The author and ideas-man behind the Wee Blue Book is sharp as a tack and forensic in a way many journalists are not. He is also o’er quick to personalise arguments, unreconstructed on gender and social issues and revels in causing offence. Quite how such a prickly chap will manage the delicate business of working with like-minded folk is hard to envisage.
But maybe they will be followers, not fellow travellers. Fa kens. A disruptor doesn’t need a full palette of policies – not yet. He just needs to be right about a few things.
And there’s no doubt the current state of worshipful waiting perpetuates the British style of politics we’re all trying to escape – the one singer, one song style of leadership, the top-down “democracy” and the “winner takes all” control of the shared independence project by the single largest party.

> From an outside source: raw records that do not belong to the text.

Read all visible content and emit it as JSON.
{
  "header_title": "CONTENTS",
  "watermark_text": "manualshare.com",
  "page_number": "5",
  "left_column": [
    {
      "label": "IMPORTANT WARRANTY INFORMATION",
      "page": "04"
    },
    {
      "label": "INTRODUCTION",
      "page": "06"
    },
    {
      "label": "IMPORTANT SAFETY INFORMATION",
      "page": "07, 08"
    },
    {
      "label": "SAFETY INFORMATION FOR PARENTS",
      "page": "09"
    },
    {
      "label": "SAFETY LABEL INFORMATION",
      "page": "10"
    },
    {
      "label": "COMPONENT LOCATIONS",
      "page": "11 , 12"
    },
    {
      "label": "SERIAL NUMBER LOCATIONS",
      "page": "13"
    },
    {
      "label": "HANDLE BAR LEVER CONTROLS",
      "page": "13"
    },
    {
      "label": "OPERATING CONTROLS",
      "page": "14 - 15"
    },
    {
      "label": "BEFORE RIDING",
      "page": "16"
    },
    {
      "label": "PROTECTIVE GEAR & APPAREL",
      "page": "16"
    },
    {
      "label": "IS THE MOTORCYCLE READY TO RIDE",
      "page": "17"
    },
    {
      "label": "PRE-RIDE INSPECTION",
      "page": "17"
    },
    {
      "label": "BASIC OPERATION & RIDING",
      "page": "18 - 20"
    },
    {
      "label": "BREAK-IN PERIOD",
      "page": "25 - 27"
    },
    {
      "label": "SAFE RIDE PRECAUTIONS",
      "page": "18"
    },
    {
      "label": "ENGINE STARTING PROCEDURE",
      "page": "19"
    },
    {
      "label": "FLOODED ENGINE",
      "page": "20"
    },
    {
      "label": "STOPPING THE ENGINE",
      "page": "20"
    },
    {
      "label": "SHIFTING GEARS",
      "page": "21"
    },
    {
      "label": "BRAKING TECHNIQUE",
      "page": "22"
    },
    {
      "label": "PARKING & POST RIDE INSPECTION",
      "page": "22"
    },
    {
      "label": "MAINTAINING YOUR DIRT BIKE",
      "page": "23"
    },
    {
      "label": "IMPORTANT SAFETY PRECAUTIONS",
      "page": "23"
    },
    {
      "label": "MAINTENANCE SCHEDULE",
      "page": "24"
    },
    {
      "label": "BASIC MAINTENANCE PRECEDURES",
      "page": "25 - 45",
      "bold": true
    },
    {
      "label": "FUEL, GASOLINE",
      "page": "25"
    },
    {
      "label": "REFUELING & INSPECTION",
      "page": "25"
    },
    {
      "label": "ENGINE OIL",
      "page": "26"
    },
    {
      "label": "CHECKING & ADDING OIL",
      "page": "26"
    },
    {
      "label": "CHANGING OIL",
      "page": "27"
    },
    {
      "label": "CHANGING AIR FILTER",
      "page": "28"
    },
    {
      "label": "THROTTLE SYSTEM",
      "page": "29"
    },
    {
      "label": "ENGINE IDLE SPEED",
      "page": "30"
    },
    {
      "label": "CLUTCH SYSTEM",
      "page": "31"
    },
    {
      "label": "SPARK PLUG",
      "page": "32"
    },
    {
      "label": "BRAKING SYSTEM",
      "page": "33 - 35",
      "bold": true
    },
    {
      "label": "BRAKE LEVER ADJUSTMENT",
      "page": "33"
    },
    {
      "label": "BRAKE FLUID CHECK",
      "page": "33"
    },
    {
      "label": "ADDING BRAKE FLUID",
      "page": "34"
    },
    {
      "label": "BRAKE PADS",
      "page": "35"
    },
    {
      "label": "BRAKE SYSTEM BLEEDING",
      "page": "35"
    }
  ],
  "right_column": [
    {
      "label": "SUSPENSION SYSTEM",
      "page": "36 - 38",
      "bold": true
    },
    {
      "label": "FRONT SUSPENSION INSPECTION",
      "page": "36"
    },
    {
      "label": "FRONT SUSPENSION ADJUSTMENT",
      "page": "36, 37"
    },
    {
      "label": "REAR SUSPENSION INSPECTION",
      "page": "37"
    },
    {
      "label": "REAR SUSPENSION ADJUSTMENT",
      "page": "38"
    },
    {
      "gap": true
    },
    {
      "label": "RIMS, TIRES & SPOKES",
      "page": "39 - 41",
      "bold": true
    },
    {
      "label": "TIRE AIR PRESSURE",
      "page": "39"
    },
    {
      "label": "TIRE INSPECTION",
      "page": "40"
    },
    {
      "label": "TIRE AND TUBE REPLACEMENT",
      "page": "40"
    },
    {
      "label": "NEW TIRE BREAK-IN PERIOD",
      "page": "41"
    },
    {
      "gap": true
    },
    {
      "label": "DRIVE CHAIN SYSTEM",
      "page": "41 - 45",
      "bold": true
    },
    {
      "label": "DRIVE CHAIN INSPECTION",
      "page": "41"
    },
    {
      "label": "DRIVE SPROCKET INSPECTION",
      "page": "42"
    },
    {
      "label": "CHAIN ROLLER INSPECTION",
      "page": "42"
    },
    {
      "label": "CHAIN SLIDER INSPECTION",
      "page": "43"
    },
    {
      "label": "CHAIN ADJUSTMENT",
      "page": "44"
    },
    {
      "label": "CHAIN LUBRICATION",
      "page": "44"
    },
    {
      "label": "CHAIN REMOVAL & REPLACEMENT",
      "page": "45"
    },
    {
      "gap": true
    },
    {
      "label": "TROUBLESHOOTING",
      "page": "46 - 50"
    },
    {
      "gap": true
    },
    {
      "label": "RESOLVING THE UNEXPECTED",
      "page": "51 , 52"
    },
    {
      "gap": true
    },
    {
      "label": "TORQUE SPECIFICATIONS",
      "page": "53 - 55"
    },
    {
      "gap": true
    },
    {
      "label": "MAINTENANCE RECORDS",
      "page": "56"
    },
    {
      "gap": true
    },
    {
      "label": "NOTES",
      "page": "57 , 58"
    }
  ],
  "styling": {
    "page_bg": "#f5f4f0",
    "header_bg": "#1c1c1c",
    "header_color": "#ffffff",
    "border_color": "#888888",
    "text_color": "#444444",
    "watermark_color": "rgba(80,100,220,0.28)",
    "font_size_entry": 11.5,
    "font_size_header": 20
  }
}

SO, could the Wings Party work? Being a thorn in the side of the establishment is one thing – becoming an elected member quite another. As Nigel Farage has found, it’s easier to duck, weave and disrupt the Westminster political process if you have no formal role in it. Puppies are not just for Christmas and political parties are not set up for stunts. Of course it’s tempting to play Farage’s dangerous, cynical game, but to date Scots have remained impressively immune from the blandishments of his single-issue populism.
The problem is that mainstream parties have taken that as endorsement.
It isnae.
I imagine folk will tolerate the SNP’s “talk to the hand” style of leadership till the proposed date of indyref2 in late 2020. If it hasn’t happened by the next Holyrood elections in 2021 – unless there’s a genuinely good reason or a jointly agreed strategy across the entire Yes movement – then all bets are off.
Of course, many will still vote SNP and retain party membership. But a significant number will start looking elsewhere – for fresh leadership on independence and for new political groupings that replace the defunct Labour Party and offer real challenge to the SNP from an independence-supporting perspective.
So, Stu won’t have the list to himself in 2021 – and there are pretty big political fish to fry first.
But if his bold act of self-promotion has shaken political leaders at Holyrood, that’s no bad thing.